A redação original do art. 522 também refletia em divergência doutrinária para definir quais dos pronunciamentos do art. 162 poderiam ser qualificados como “decisão”.

Por conta do citado artigo, João Baptista Monteiro defendia que o termo “decisão” poderia ser encarado em sentido lato e em sentido estrito. Na acepção lata, extraída do art. 165 do CPC/1973, a expressão englobaria as sentenças, as decisões interlocutórias, os despachos e os acórdãos. Já em sentido estrito, por conta das disposições do art. 522, o termo abarcaria somente as decisões interlocutórias e os despachos319.

Arruda Alvim, por outro lado, excluía os despachos do conceito de atos decisórios. Para ele, as decisões em sentido lato eram as sentenças e as decisões interlocutórias, sendo que essas últimas correspondiam às decisões em sentido estrito. No entanto, mais à frente, o autor dividia os despachos em de mero expediente e de não mero expediente. Os primeiros seriam irrecorríveis e os outros, que teriam um “conteúdo decisório mínimo”, seriam recorríveis, já que o art. 522 falaria somente em “decisões” e a política recursal do legislador teria sido liberal320. Não parecia, portanto, muito segura a abordagem de Arruda Alvim, já que, num primeiro momento, excluía os despachos do rol dos atos decisórios e, em seguida, inseria uma suposta espécie de despacho no conceito de decisão, para fins do art. 522 do CPC/1973.

319

MONTEIRO, João Baptista. “O conceito de decisão”. Revista de Processo. Ano 6, n. 23, 1981, p. 64. Apesar de se concordar com muito do que foi defendido por João Baptista Monteiro no citado artigo, discorda-se dele em dois pontos desta afirmativa: o art. 165 não poderia ser entendido como aplicável aos despachos, já que pressuporia a fundamentação, ainda que concisa, dos despachos citatórios, por exemplo e o art. 522 não deveria ter o termo “decisão” estendido aos despachos, pois isto forçaria a subdivisão deles, sob pena de todos os despachos serem considerados recorríveis.
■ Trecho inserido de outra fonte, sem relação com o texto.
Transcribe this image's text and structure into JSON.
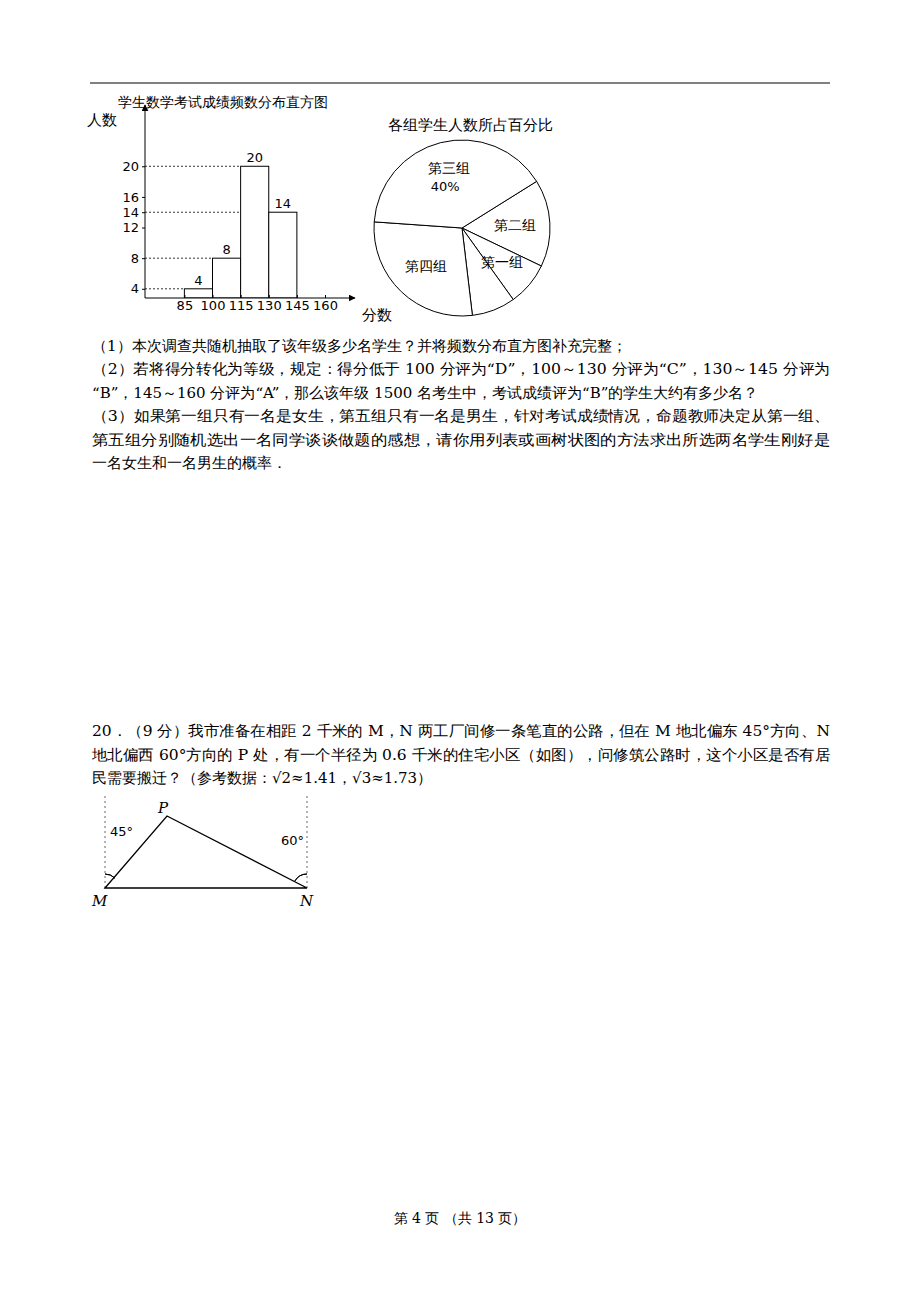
{
  "chart_data": [
    {
      "type": "histogram",
      "title": "学生数学考试成绩频数分布直方图",
      "y_label": "人数",
      "x_label": "分数",
      "bins": [
        85,
        100,
        115,
        130,
        145
      ],
      "values": [
        4,
        8,
        20,
        14
      ],
      "color": "#ffffff",
      "xlim": [
        64,
        176
      ],
      "xticks": [
        85,
        100,
        115,
        130,
        145,
        160
      ],
      "ylim": [
        2.8,
        28
      ],
      "yticks": [
        4,
        8,
        12,
        14,
        16,
        20
      ],
      "data_labels": true
    },
    {
      "type": "pie",
      "title": "各组学生人数所占百分比",
      "categories": [
        "第二组",
        "第一组",
        null,
        "第四组",
        "第三组"
      ],
      "values": [
        16,
        8,
        8,
        28,
        40
      ],
      "value_labels": [
        null,
        null,
        null,
        null,
        "40%"
      ],
      "color": "#ffffff"
    }
  ],
  "questions": [
    {
      "lines": [
        "（1）本次调查共随机抽取了该年级多少名学生？并将频数分布直方图补充完整；"
      ]
    },
    {
      "lines": [
        "（2）若将得分转化为等级，规定：得分低于 100 分评为“D”，100～130 分评为“C”，130～145 分评为",
        "“B”，145～160 分评为“A”，那么该年级 1500 名考生中，考试成绩评为“B”的学生大约有多少名？"
      ]
    },
    {
      "lines": [
        "（3）如果第一组只有一名是女生，第五组只有一名是男生，针对考试成绩情况，命题教师决定从第一组、",
        "第五组分别随机选出一名同学谈谈做题的感想，请你用列表或画树状图的方法求出所选两名学生刚好是",
        "一名女生和一名男生的概率．"
      ]
    },
    {
      "lines": [
        "20．（9 分）我市准备在相距 2 千米的 M，N 两工厂间修一条笔直的公路，但在 M 地北偏东 45°方向、N",
        "地北偏西 60°方向的 P 处，有一个半径为 0.6 千米的住宅小区（如图），问修筑公路时，这个小区是否有居",
        "民需要搬迁？（参考数据：√2≈1.41，√3≈1.73）"
      ]
    }
  ],
  "diagram": {
    "points": [
      "M",
      "N",
      "P"
    ],
    "angles": [
      "45°",
      "60°"
    ]
  },
  "footer": "第 4 页 （共 13 页）"
}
Em sentido semelhante, José Carlos Barbosa Moreira também retirava os despachos do conceito dos atos decisórios. Segundo o autor, as decisões interlocutórias e as sentenças poderiam agrupar-se num conjunto maior de “decisões”, contrapostas aos despachos321.

Esse trabalho defende que os despachos possuíam um conteúdo decisório mínimo, como se verá adiante. Assim, concorda-se com a divisão em atos decisórios em sentido lato (equivalentes aos pronunciamentos do juiz) e em atos decisórios em sentido estrito (sentenças e decisões interlocutórias. Todavia, não se pode negar que a doutrina majoritária não qualificava os despachos como atos decisórios322. Então, por conta do uso corrente, ressalvadas as ponderações feitas adiante, o trabalho utilizará a expressão “atos decisórios” como gênero que abarcava apenas as sentenças e as decisões interlocutórias.

Além disso, não se estende aos despachos o termo “decisão”, contido no art. 522, entendido como sinônimo de decisão interlocutória. Caso se entendesse que essa expressão abarcava também abarcava os despachos, forçosamente voltar-se-ia a criar subespécies deles, a menos que se admitisse o absurdo de que até o mais singelo despacho fosse recorrível.

Por todo o exposto, ressalvada a existência de conteúdo decisório mínimo no despacho, acredita-se que se privilegiava a coerência e a simplicidade ao se partir da premissa que equiparava as “decisões” do art. 522 às decisões interlocutórias e os despachos aos despachos de mero expediente, mencionados no art. 504 do CPC/1973. Defendendo-se essa premissa, a única questão que se mantinha pertinente era a de como se diferenciar os despachos das decisões interlocutórias, livrando-se, por outro lado, de qualquer subclassificação dos despachos, cujos grupos, muitas vezes, apresentavam nítidas características de decisões interlocutórias.